Friday, November 20, 2009

The Roulette Wheel


Joseph Hobson Jagger (1830–1892) was a British engineer, known as "The Man Who Broke the Bank at Monte Carlo" (a song composed and written for Jagger).


How did he manage that?


In 1873, Jagger hired six clerks to secretly record the outcomes of the six roulette wheels at the Beaux-Arts Casino at Monte Carlo, Monaco. He discovered that one of the six wheels showed a clear bias, in that nine of the numbers (7, 8, 9, 17, 18, 19, 22, 28 and 29) occurred more frequently than the others. He therefore placed his bets and quickly won a considerable amount of money, £14,000 (equivalent to around 50 times that amount, or £700,000 in 2005). Over the next three days, Jagger gained £60,000 in earnings with other gamblers. In response the casino rearranged the wheels, which threw Jagger into confusion.
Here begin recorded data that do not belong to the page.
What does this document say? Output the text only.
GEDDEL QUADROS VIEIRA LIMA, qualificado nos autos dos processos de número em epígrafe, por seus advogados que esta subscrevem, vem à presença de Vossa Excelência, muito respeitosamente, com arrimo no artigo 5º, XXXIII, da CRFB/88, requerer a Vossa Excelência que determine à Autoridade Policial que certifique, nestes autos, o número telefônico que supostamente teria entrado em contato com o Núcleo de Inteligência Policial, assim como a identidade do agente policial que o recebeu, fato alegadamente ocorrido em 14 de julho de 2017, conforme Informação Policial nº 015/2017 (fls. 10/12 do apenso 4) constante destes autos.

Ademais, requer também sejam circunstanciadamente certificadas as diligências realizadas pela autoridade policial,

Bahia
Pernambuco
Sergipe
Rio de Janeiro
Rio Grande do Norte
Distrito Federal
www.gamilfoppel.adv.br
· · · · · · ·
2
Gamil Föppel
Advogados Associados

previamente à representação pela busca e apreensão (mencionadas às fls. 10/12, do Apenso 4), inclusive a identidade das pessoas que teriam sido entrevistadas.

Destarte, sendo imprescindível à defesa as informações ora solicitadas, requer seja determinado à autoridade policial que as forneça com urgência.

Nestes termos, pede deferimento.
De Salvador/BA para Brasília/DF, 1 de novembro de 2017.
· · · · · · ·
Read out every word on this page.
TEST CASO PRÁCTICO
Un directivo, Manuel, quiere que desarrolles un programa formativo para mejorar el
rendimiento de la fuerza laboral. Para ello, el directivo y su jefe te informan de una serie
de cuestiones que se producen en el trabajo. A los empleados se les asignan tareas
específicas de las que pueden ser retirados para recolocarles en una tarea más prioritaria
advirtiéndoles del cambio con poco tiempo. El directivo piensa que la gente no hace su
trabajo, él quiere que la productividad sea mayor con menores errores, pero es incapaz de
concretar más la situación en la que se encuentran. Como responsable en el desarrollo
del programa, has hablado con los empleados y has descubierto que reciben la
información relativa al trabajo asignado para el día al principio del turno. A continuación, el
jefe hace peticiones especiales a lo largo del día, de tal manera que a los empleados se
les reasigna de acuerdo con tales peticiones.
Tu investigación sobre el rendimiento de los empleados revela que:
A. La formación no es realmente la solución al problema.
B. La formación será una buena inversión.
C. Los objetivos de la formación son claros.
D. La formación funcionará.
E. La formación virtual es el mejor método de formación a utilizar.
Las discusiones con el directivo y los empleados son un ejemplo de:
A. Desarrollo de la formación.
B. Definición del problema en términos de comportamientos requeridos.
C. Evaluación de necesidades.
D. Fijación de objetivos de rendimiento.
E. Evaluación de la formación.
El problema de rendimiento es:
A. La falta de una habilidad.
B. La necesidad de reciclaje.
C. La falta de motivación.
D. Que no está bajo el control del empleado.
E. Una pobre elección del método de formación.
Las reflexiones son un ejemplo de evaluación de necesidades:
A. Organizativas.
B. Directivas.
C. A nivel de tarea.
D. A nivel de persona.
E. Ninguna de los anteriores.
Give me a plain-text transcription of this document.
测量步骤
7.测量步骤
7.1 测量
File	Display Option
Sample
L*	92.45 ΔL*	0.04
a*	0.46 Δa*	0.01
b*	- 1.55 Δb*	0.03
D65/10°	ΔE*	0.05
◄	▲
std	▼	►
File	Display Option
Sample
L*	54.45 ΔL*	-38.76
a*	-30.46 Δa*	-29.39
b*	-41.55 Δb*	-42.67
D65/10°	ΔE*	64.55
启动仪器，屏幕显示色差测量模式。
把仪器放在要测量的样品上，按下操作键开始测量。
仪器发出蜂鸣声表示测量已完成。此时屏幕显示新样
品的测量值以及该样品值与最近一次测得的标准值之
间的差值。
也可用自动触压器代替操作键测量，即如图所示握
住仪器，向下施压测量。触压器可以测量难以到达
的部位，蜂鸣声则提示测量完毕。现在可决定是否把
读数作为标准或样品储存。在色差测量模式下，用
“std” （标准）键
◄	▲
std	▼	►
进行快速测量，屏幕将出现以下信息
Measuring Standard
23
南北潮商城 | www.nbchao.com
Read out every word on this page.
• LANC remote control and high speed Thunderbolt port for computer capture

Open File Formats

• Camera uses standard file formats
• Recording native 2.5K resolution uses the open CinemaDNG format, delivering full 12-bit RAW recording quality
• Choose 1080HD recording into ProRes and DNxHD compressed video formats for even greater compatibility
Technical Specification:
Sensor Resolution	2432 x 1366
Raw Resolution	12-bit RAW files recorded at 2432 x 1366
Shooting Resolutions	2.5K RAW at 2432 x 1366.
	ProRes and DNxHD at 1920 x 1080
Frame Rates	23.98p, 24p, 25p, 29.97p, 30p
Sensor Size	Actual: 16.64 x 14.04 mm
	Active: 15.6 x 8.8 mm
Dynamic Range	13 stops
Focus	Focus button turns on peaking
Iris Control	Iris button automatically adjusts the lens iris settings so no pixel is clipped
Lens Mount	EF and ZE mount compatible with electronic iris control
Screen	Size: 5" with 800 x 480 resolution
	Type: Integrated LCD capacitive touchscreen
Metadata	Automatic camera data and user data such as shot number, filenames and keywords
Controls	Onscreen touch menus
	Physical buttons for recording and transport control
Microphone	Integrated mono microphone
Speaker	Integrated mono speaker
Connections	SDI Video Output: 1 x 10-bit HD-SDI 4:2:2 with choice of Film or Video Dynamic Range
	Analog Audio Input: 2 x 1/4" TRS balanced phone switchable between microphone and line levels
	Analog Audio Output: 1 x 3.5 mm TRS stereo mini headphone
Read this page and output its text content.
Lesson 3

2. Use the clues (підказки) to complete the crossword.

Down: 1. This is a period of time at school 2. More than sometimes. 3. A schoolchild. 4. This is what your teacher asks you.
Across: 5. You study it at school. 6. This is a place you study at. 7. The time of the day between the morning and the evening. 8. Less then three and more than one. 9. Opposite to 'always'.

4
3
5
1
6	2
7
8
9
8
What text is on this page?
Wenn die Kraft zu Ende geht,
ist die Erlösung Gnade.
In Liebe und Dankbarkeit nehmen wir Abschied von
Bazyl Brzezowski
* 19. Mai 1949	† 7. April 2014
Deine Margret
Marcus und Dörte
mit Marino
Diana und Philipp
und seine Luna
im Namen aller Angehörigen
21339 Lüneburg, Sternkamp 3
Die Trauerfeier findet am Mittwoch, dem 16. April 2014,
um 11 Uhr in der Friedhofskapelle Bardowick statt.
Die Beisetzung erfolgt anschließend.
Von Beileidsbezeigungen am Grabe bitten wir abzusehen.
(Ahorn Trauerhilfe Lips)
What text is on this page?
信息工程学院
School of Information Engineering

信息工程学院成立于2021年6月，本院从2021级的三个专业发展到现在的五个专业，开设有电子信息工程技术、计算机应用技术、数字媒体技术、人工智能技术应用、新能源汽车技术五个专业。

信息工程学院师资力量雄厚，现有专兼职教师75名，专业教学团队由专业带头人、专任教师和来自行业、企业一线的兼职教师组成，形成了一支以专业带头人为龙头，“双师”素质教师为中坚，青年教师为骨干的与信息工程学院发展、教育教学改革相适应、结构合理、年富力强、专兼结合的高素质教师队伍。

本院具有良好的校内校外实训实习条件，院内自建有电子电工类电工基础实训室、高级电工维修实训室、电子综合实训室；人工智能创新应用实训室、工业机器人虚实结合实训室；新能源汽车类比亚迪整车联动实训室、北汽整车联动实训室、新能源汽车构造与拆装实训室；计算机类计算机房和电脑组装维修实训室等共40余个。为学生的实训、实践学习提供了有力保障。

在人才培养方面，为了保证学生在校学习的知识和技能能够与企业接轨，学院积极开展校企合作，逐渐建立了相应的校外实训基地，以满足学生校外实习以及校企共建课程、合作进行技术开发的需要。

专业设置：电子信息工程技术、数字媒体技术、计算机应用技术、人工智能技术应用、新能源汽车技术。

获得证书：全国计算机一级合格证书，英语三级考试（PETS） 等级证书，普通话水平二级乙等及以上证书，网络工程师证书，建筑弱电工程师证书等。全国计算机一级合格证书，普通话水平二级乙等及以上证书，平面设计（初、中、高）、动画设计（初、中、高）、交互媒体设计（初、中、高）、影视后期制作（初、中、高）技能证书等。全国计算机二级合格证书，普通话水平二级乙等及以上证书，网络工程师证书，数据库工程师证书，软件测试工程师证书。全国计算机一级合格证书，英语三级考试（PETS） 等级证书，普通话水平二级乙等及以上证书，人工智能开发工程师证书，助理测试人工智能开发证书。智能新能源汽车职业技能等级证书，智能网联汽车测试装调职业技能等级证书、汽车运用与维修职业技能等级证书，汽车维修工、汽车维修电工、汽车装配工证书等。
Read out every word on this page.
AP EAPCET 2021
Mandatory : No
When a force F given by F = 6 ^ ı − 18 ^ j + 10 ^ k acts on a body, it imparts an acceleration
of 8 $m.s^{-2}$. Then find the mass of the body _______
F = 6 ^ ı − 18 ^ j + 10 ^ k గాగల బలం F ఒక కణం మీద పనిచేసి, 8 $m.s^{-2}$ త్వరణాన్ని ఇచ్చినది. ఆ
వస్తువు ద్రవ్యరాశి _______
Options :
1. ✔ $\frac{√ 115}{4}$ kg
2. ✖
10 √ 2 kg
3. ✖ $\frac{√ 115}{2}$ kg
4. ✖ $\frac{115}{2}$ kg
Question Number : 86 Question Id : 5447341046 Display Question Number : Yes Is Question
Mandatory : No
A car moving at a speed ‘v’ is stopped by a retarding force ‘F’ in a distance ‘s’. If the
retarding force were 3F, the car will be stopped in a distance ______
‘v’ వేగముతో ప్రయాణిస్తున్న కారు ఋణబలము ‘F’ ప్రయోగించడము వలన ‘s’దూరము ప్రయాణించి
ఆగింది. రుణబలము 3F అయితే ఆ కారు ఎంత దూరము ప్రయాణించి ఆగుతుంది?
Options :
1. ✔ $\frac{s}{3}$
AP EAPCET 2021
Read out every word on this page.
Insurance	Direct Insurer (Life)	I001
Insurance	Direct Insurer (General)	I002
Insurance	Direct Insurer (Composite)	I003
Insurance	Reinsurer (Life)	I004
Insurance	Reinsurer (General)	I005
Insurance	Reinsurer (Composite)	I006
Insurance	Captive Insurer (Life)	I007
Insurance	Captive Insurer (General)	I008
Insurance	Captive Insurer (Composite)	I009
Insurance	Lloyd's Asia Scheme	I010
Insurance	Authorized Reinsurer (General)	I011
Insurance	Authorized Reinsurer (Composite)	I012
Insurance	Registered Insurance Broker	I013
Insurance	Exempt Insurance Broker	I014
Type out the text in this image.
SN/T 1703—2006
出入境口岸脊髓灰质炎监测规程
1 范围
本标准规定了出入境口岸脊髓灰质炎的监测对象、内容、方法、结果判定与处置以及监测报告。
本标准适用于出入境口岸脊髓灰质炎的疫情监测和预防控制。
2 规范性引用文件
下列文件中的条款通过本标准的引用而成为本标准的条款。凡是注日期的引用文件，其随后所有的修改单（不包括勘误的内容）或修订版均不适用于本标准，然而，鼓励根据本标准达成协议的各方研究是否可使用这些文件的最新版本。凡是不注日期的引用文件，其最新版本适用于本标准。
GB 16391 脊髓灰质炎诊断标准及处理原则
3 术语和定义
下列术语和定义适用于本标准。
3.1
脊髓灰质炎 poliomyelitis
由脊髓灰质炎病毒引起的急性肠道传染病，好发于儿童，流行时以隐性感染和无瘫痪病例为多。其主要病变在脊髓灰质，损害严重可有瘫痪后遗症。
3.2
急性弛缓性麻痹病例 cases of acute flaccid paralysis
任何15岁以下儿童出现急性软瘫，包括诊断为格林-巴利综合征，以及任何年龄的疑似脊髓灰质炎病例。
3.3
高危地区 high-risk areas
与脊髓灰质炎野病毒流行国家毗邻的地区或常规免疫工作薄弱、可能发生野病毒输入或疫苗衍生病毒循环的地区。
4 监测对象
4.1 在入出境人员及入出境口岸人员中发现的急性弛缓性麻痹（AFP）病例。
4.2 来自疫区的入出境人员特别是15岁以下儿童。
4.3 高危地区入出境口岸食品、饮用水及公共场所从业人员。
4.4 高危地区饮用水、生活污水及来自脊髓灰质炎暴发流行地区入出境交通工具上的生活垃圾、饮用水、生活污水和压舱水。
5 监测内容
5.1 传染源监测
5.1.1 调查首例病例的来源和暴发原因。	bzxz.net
After a losing streak, Jagger finally recalled that a scratch he noted on the biased wheel wasn't present. Looking for this telltale mark, Jagger was able to locate his preferred wheel and resumed winning. Counterattacking again, the casino moved the metal dividers between numbers around daily. Over the next two days Jagger began to lose and he finally gave up. But he took his remaining earnings, two million francs, then about £65,000 (around £3,250,000 in 2005), and left Monte Carlo never to return.


Do you see the effect of a biased wheel? The same effect goes to throwing a die. A perfect 6-sided die shows a fair chance of 1 - 6, i.e. 1 in 6 chance.


Warning: this occured in the old times; with the modern machines, one is never possible to beat the casinos. Plus, the casino CCTV watches one's every move. Do you think one can easily and hopefully safely walk out of the casino? The golden rule is NEVER EVER GAMBLE!